Thursday, January 06, 2005

Charlene Hardin

Some time back, Schools Now promised to profile the four Milwaukee School Board members facing election this year. Unfortunately it stopped at only three. Part of the reason for procrastinating is that it is hard to talk about Charlene Hardin without talking about personality and behavior.

She can be charming in person, but at board meetings is often belligerent. A typical example occurred at the committee meeting considering renewal of Afro Urban Institute. Larry O'Neill expressed is unhappiness with her behavior:
At the meeting, we had board members screaming, shouting at the superintendent, pounding on the table. It is false to say there was not help from the administration. The review committee recommended that it was time to revoke the charter. It was well documented. It doesn't help to do some of the things that were done at that meeting. We don't want to set up children for failure.
Oddly, her outbursts often include appeals to the board to work together.

Other than passionate defenses of any group getting funds from MPS--no matter how ineffective, it is hard to associate any set of policies with Hardin.
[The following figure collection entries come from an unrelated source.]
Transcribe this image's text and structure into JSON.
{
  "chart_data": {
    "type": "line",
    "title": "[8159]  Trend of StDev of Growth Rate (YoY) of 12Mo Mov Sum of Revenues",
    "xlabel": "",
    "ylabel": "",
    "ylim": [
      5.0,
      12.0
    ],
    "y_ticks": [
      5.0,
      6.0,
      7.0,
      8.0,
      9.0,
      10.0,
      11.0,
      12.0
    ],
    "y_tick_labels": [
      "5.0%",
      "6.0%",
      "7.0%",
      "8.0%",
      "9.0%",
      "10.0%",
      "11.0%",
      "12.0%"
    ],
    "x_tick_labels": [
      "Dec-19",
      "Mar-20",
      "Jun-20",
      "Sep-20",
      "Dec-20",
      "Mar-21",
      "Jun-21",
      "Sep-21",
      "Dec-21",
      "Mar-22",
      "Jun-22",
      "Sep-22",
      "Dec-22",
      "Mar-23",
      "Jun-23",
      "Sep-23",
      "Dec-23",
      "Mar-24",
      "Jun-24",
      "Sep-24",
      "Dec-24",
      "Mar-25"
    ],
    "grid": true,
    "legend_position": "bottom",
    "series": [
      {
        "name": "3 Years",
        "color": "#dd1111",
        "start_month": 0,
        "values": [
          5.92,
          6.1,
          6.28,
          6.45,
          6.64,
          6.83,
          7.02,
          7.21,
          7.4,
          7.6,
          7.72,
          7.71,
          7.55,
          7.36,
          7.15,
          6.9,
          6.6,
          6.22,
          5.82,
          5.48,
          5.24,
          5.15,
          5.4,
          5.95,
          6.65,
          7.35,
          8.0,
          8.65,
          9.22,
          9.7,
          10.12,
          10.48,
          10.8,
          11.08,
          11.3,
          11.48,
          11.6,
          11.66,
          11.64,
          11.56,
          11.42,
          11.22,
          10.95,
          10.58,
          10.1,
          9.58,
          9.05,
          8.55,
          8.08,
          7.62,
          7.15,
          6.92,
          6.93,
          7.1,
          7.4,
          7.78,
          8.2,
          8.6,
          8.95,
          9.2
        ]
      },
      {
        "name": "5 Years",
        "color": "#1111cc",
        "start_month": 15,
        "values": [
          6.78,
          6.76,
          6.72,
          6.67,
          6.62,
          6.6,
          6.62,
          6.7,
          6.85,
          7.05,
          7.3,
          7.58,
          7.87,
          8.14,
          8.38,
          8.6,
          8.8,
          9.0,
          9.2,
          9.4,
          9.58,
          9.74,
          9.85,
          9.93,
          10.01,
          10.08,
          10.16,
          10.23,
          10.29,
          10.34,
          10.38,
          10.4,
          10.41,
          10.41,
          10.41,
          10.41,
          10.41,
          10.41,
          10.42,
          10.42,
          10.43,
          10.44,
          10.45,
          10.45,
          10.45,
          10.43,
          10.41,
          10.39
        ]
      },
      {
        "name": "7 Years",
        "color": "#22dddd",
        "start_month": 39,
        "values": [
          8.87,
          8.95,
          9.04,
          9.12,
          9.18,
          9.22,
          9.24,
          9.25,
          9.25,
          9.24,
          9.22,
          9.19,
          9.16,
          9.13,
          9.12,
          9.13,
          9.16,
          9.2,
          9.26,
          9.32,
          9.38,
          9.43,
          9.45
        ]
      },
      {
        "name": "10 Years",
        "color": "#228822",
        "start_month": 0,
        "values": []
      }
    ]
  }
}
Wednesday, January 05, 2005

School board elections start

Assuming sufficient signatures survive, there will be three district school board races this April, but no primaries.

In the eighth district (south west side), Larry O'Neil decided not to run for re-election. The two candidates to replace him are Danny Goldberg and John Malloy Hagen.

Kevin Ronnie will run against School Board President Peter Blewett in the sixth district (west side).

Bernadine Bradford will run against Charlene Hardin in the fourth district (north side).

In the fifth district (east side and near south side), Jennifer Morales is unopposed, reflecting in part perhaps a belief that she was politically in synch with the political views of many of the east side activists and would be hard to beat. The lack of a contest also seems to reflect a lack of interest in MPS on the part of most east siders, few of whom have children in MPS.

More on this race as it develops. Coming up next: why MPS is important.


Saturday, January 01, 2005

Cheating in Texas

The Dallas recently published two articles alleging cheating in several Houston schools on the Texas state tests. It appears that teachers gave students cues so they would score higher on the tests. When these students moved to middle school, suddenly their scores were much lower. Former teachers report that they were told to give their students more help.

At a few Milwaukee elementary schools, there is a similar decline in sixth grade, but it appears no one has examined the reasons.

Part of the problem is that for some schools, principals, and teachers, high test scores become an end in themselves. Rather than looking at the tests as a measure of what students are learning and using them to improve learning, teachers come to look at the scores themselves as the goal. It is then a relatively small step to look at anything that improves the scores as a good, even if it does not improve student learning, and in fact gives a false impression of learning.

Perhaps that cultural shift helps explain why such cheating can go on for years.